E’ tempo di bilanci anche dal punto di vista LGBTQ per ciò che concerne il 2013 e possiamo dire che se per qualche verso in alcune parti del mondo le cose stanno man mano cambiando, l’omofobia continua ad essere purtroppo un brutto vizio diffuso in molti luoghi.

E’ innegabile: storie come il coming out di Tom Daley, pagine televisive portate sullo schermo come il fidanzamento della coppia storica gay di Glee interpretata da Darren Criss e Chris Colfer scaldano davvero il cuore facendoci pensare che per questa società forse è ancora possibile fare qualcosa. Ma basta girare lo sguardo e guardare alla Russia o all’Uganda per renderci conto che c’è ancora tanto da imparare. Che le persone ancora non hanno capito che non si può odiare il proprio prossimo semplicemente perché ama qualcuno del suo stesso sesso.

La sessualità è qualcosa di così personale e fluido che davvero limitarla in etichette è la cosa più sbagliata che si possa fare. Eppure in molti sembrano non capirlo, trincerando la propria ignoranza dietro comportamenti inaccettabili. E quindi in alcuni stati l’omosessualità è un reato, ed in altri come in Russia, amare una persona dello stesso sesso diventa discriminante per essere presi con la forza e torturati, anche davanti a delle telecamere. Da questo punto di vista il 2013 è senza dubbio uno degli anni più deludenti mai sperimentati. Negli Stati Uniti il Doma è stato modificato in parte e superato e questo è un’ottima cosa,ma ancora vi sono stati che non riconoscono il matrimonio gay e lo osteggiano. In Inghilterra e avvenuta l’equiparazione.

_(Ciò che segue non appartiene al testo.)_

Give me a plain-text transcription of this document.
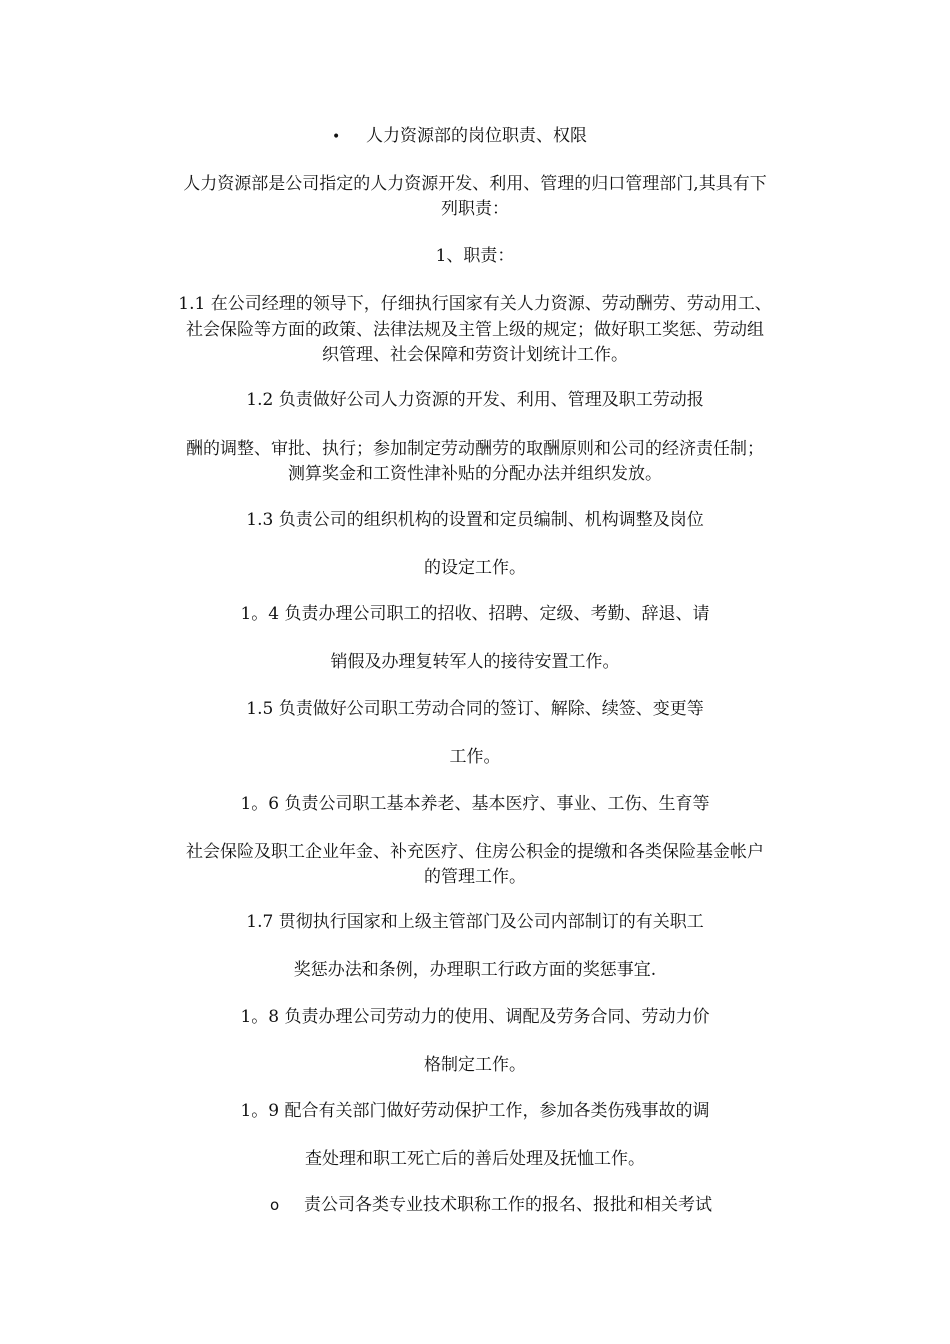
• 人力资源部的岗位职责、权限
人力资源部是公司指定的人力资源开发、利用、管理的归口管理部门,其具有下
列职责：
1、职责：
1.1 在公司经理的领导下，仔细执行国家有关人力资源、劳动酬劳、劳动用工、
社会保险等方面的政策、法律法规及主管上级的规定；做好职工奖惩、劳动组
织管理、社会保障和劳资计划统计工作。
1.2 负责做好公司人力资源的开发、利用、管理及职工劳动报
酬的调整、审批、执行；参加制定劳动酬劳的取酬原则和公司的经济责任制；
测算奖金和工资性津补贴的分配办法并组织发放。
1.3 负责公司的组织机构的设置和定员编制、机构调整及岗位
的设定工作。
1。4 负责办理公司职工的招收、招聘、定级、考勤、辞退、请
销假及办理复转军人的接待安置工作。
1.5 负责做好公司职工劳动合同的签订、解除、续签、变更等
工作。
1。6 负责公司职工基本养老、基本医疗、事业、工伤、生育等
社会保险及职工企业年金、补充医疗、住房公积金的提缴和各类保险基金帐户
的管理工作。
1.7 贯彻执行国家和上级主管部门及公司内部制订的有关职工
奖惩办法和条例，办理职工行政方面的奖惩事宜.
1。8 负责办理公司劳动力的使用、调配及劳务合同、劳动力价
格制定工作。
1。9 配合有关部门做好劳动保护工作，参加各类伤残事故的调
查处理和职工死亡后的善后处理及抚恤工作。
o 责公司各类专业技术职称工作的报名、报批和相关考试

E l’Italia? Rimane sempre indietro, anche se uno spiraglio di “non giudizio” è arrivato inaspettatamente dal nuovo pontefice, Papa Francesco. Il 2014? Speriamo che porti davvero un cambiamento sincero e duraturo. E’ ora di superare pensieri gretti ed ignoranti per aprirsi, nei confronti del mondo LGBTQ, ad un amore sincero forte.